Method is one of the few places where the spec does indicate case-sensitive rather than the default of case-insensitive: From RFC 2616, section 5.1.1: "The method is case-sensitive."
This is going to be a problem for your users. RFC's are worth following when they represent a superset of the standard implementations, but when the RFC is more restrictive than what people actually use you're doing yourself a disservice by sticking to the spec.
That is something where I'll be needing to take care. Real-world usage will be very important. At present, for performance, it doesn't preserve the header value as it is reading it and so an invalid value is entirely lost. (Performance meaning you don't need to do an extra heap allocation for each header.) Providing the raw value of the header when parsing fails is something I may need to do; I'm not yet sure. I already know that "invalid" values for the Expire header (especially -1, as noted in RFC 2616) are normal (and so the Expires header has been switched back from being a Tm to being a ~str for the moment).
As I get further along, I intend to use the data from the Common Crawl, which fortuitously includes response headers, to see how my validation goes. Of course, that's only a small set of the real-world headers (cache ones in particular will be scarcely stressed by that at all). Validating request headers will be harder; I've still got to figure out what to do about that.
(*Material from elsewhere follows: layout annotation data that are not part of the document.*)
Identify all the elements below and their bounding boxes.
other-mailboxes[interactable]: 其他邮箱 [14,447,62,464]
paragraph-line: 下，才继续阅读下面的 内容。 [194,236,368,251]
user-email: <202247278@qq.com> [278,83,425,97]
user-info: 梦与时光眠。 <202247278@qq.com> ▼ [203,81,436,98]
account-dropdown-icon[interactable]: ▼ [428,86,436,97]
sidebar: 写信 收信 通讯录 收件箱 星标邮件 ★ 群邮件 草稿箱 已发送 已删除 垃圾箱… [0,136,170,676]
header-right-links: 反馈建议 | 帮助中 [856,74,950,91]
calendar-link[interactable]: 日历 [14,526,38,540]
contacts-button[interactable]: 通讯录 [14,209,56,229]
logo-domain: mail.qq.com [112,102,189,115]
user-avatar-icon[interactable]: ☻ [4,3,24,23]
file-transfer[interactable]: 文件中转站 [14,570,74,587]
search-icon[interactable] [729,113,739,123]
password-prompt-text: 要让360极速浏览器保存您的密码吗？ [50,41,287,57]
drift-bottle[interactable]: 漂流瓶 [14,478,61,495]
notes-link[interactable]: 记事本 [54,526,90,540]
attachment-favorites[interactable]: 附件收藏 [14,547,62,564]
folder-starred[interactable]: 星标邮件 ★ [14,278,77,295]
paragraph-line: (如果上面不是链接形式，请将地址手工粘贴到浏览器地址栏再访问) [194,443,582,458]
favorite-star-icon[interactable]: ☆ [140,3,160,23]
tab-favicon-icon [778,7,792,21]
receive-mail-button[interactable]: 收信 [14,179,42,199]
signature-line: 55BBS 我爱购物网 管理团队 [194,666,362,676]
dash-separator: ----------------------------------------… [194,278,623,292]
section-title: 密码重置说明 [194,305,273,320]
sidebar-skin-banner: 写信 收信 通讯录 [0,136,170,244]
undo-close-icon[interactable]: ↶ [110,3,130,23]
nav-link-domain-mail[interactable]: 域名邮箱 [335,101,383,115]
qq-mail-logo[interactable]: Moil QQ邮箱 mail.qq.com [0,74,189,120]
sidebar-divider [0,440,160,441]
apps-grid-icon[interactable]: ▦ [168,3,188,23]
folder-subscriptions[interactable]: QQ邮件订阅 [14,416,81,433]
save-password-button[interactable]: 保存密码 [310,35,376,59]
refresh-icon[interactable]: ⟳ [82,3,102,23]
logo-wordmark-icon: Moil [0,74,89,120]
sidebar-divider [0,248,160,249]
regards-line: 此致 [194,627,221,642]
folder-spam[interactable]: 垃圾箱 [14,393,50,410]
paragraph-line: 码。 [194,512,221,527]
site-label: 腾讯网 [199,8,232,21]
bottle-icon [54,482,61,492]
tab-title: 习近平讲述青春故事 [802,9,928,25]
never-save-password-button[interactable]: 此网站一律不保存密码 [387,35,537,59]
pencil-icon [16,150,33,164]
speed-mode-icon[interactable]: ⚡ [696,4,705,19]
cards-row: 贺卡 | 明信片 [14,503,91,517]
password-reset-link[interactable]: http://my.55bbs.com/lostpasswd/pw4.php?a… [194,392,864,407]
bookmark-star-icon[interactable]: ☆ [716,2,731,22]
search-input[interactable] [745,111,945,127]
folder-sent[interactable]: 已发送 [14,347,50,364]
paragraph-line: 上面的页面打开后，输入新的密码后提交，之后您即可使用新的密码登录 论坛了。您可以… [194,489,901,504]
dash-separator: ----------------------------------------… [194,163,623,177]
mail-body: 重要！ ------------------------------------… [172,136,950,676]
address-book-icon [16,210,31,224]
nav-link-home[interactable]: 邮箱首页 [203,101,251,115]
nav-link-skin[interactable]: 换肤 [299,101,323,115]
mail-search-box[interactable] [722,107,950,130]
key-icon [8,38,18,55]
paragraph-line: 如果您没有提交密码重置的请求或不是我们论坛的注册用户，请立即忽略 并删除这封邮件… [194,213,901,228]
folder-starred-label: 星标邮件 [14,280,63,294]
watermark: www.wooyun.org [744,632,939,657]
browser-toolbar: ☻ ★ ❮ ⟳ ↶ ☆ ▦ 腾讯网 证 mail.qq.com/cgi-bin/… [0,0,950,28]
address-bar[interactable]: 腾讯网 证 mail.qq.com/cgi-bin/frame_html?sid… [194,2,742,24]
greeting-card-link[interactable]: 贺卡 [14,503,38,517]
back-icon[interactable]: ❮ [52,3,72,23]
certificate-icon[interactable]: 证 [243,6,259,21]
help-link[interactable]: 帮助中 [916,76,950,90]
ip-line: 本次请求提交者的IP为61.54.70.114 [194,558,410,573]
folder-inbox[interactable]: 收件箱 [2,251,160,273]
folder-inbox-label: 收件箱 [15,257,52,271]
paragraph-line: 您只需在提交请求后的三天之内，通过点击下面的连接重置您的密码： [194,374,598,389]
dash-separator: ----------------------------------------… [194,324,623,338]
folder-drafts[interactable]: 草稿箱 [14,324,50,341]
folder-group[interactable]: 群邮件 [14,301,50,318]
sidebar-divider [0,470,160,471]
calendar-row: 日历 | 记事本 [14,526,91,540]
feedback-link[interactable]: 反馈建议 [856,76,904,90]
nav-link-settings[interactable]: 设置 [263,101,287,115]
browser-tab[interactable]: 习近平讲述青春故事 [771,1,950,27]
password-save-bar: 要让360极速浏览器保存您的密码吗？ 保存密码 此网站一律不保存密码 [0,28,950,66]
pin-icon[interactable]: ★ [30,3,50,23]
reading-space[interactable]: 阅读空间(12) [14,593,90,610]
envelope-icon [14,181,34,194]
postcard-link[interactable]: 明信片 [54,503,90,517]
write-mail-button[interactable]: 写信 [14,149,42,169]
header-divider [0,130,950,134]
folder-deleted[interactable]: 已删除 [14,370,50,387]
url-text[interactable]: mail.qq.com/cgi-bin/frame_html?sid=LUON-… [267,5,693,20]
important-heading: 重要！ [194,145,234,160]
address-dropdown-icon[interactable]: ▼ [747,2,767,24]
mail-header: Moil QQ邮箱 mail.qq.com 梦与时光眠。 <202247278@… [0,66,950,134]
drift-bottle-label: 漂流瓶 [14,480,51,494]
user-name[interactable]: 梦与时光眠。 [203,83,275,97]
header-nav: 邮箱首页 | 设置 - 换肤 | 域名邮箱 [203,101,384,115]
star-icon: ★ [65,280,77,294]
In the end, though, I'm determined that it will work and work well. Servo using it (and thus demanding robust HTTP support) will help with that goal.
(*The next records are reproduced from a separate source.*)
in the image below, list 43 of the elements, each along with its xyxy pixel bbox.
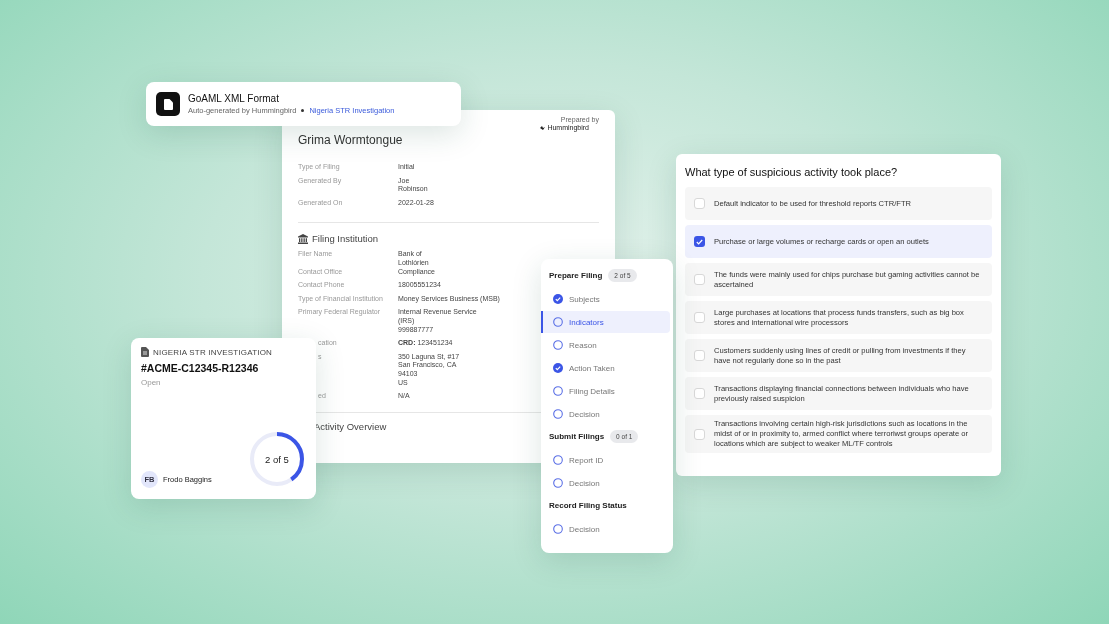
report-subject-name: Grima Wormtongue xyxy=(298,133,403,147)
step-group-title: Record Filing Status xyxy=(549,500,627,510)
bank-icon xyxy=(298,233,308,244)
empty-circle-icon xyxy=(553,386,563,396)
check-circle-icon xyxy=(553,294,563,304)
checkbox[interactable] xyxy=(694,198,705,209)
step-item[interactable]: Action Taken xyxy=(541,357,670,379)
empty-circle-icon xyxy=(553,409,563,419)
empty-circle-icon xyxy=(553,524,563,534)
step-item[interactable]: Report ID xyxy=(541,449,670,471)
question-title: What type of suspicious activity took place? xyxy=(685,166,899,178)
checkbox[interactable] xyxy=(694,274,705,285)
progress-ring xyxy=(250,432,304,486)
checkbox[interactable] xyxy=(694,428,705,440)
file-icon xyxy=(156,92,180,116)
step-group-title: Submit Filings xyxy=(549,431,605,441)
section-title: Activity Overview xyxy=(314,420,387,432)
step-item[interactable]: Indicators xyxy=(541,311,670,333)
step-item[interactable]: Subjects xyxy=(541,288,670,310)
section-title: Filing Institution xyxy=(312,233,378,245)
case-id: #ACME-C12345-R12346 xyxy=(141,362,260,374)
checkbox[interactable] xyxy=(694,350,705,361)
step-item[interactable]: Reason xyxy=(541,334,670,356)
step-group-title: Prepare Filing xyxy=(549,270,603,280)
option-row[interactable] xyxy=(685,415,992,453)
checkbox[interactable] xyxy=(694,388,705,399)
empty-circle-icon xyxy=(553,455,563,465)
step-item[interactable]: Filing Details xyxy=(541,380,670,402)
case-category: NIGERIA STR INVESTIGATION xyxy=(153,347,273,357)
format-title: GoAML XML Format xyxy=(188,93,280,104)
checkbox[interactable] xyxy=(694,236,705,247)
case-status: Open xyxy=(141,378,162,387)
empty-circle-icon xyxy=(553,317,563,327)
step-item[interactable]: Decision xyxy=(541,472,670,494)
step-item[interactable]: Decision xyxy=(541,518,670,540)
empty-circle-icon xyxy=(553,340,563,350)
empty-circle-icon xyxy=(553,478,563,488)
step-item[interactable]: Decision xyxy=(541,403,670,425)
checkbox[interactable] xyxy=(694,312,705,323)
separator-dot-icon xyxy=(301,109,305,112)
check-circle-icon xyxy=(553,363,563,373)
progress-label: 2 of 5 xyxy=(265,453,289,465)
document-icon xyxy=(141,347,149,357)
Something I discovered a few hours ago, reading the specs: I believe this header should be valid, with the value being interpreted as the weak entity tag ``Super Encoding™``. I wonder how many clients or servers would support it? No idea yet.
I don't know the Rust type system well enough (nor the internal representation of strings), but if strings allow you to reference sub-strings without re-allocating, then you only have one contiguous section in memory for headers that you can "point" to for the values (maybe this is too C-like to be possible in Rust). My recommendation (feel free to ignore it) would be something that supports typed headers as well as arbitrary string headers, because the ability to fall-back to strings will make your library usable in a much broader sense.
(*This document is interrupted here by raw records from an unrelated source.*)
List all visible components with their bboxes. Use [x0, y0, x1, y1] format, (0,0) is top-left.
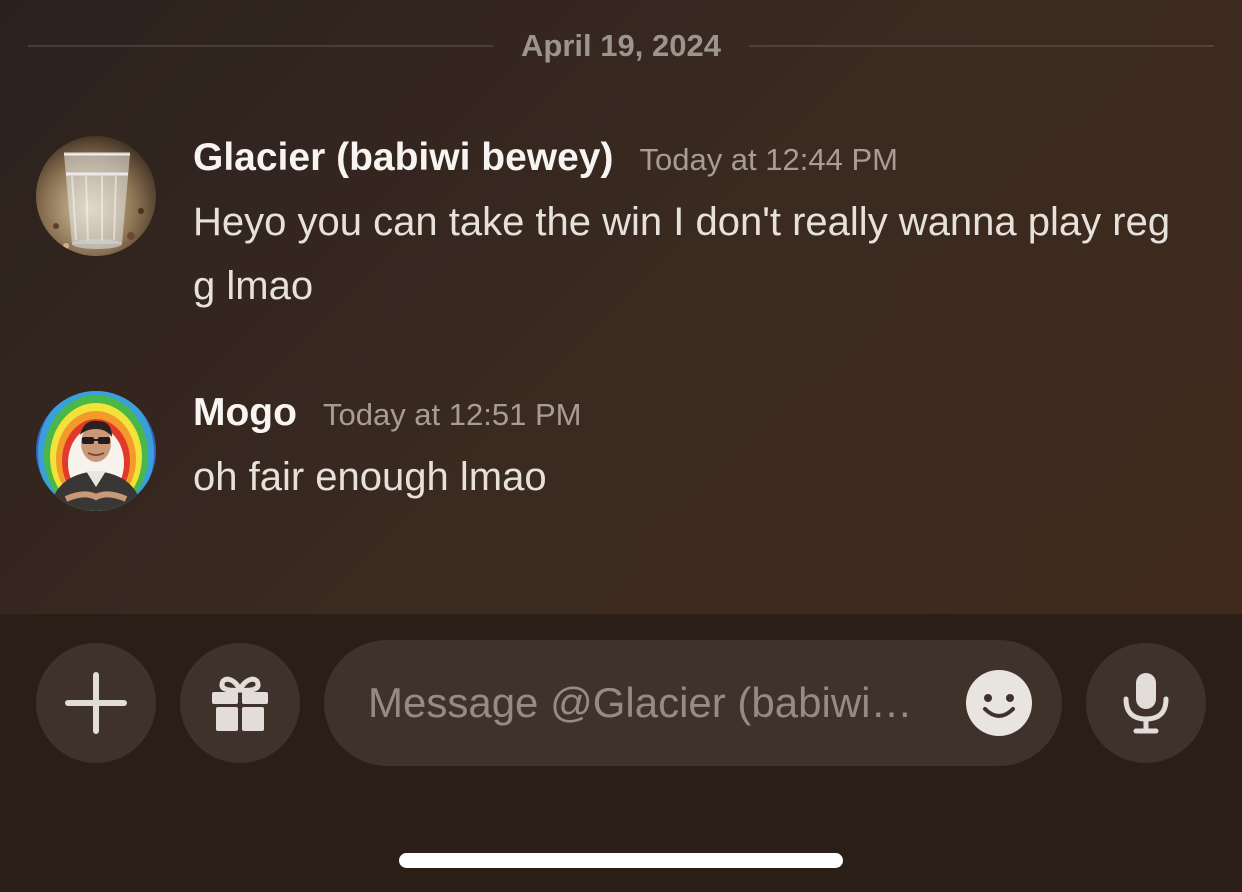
gift-button[interactable] — [180, 643, 300, 763]
chat-area: April 19, 2024 Glacier (babiwi bewey) To… — [0, 0, 1242, 614]
username[interactable]: Mogo — [193, 391, 297, 435]
glass-of-water-photo-icon — [36, 136, 156, 256]
message-text: oh fair enough lmao — [193, 455, 547, 499]
username[interactable]: Glacier (babiwi bewey) — [193, 136, 613, 180]
message-input-placeholder: Message @Glacier (babiwi… — [368, 679, 913, 726]
timestamp: Today at 12:44 PM — [639, 142, 898, 177]
message-input[interactable]: Message @Glacier (babiwi… — [324, 640, 1062, 766]
plus-icon — [65, 672, 127, 734]
timestamp: Today at 12:51 PM — [322, 397, 582, 432]
divider-line-right — [748, 45, 1214, 47]
home-indicator[interactable] — [399, 853, 843, 868]
date-divider: April 19, 2024 — [28, 24, 1214, 68]
message-text: Heyo you can take the win I don't really… — [193, 200, 1171, 308]
voice-message-button[interactable] — [1086, 643, 1206, 763]
gift-icon — [212, 676, 268, 731]
message-item[interactable]: Glacier (babiwi bewey) Today at 12:44 PM… — [36, 136, 1216, 336]
message-item[interactable]: Mogo Today at 12:51 PM oh fair enough lm… — [36, 391, 1216, 521]
avatar-glacier[interactable] — [36, 136, 156, 256]
date-label: April 19, 2024 — [521, 28, 721, 63]
message-header: Glacier (babiwi bewey) Today at 12:44 PM — [193, 136, 1203, 186]
add-attachment-button[interactable] — [36, 643, 156, 763]
microphone-icon — [1123, 673, 1169, 734]
message-content: Glacier (babiwi bewey) Today at 12:44 PM… — [193, 136, 1203, 318]
message-content: Mogo Today at 12:51 PM oh fair enough lm… — [193, 391, 1203, 509]
divider-line-left — [28, 45, 494, 47]
smiley-icon — [966, 670, 1032, 736]
emoji-button[interactable] — [965, 669, 1033, 737]
message-composer: Message @Glacier (babiwi… — [0, 614, 1242, 892]
avatar-mogo[interactable] — [36, 391, 156, 511]
message-header: Mogo Today at 12:51 PM — [193, 391, 1203, 441]
person-rainbow-outline-photo-icon — [36, 391, 156, 511]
I'd need to think about whether that's feasible or not in the overall design. (Locally, it'd work fine, but I don't think I want to be keeping the raw value around once it's validated.)
Arbitrary string headers are essential. Conversion between the typed header and strings is part of the design (though only partially implemented at present). As for other extension-headers (as they are designated in RFC 2616), that's the header enum variant ExtensionHeader(~str, ~str).
I'm not sure that's the case when it comes to http methods though -- I thought it was, but seeing two pretty high traffic sites, running different "real-world" web servers both give errors on this -- apparently it's an area in which we've already moved a bit away from "be lenient in what you accept; be strict in what you send".
It's been so long since I've played with netcat and HTTP that I can't remember if 'get' vs 'GET' "used to" work or not...
Still, might be something that should be possible to toggle with a flag (case insensitive parsing on/off or something like that).
Might also be useful to keep in mind that there are very real differences between HTTP/1.0 and HTTP/1.1. For browser-facing stuff, 1.1 should be fine these days(?) -- for apis etc, I don't know if "proper" 1.0 support makes sense or not.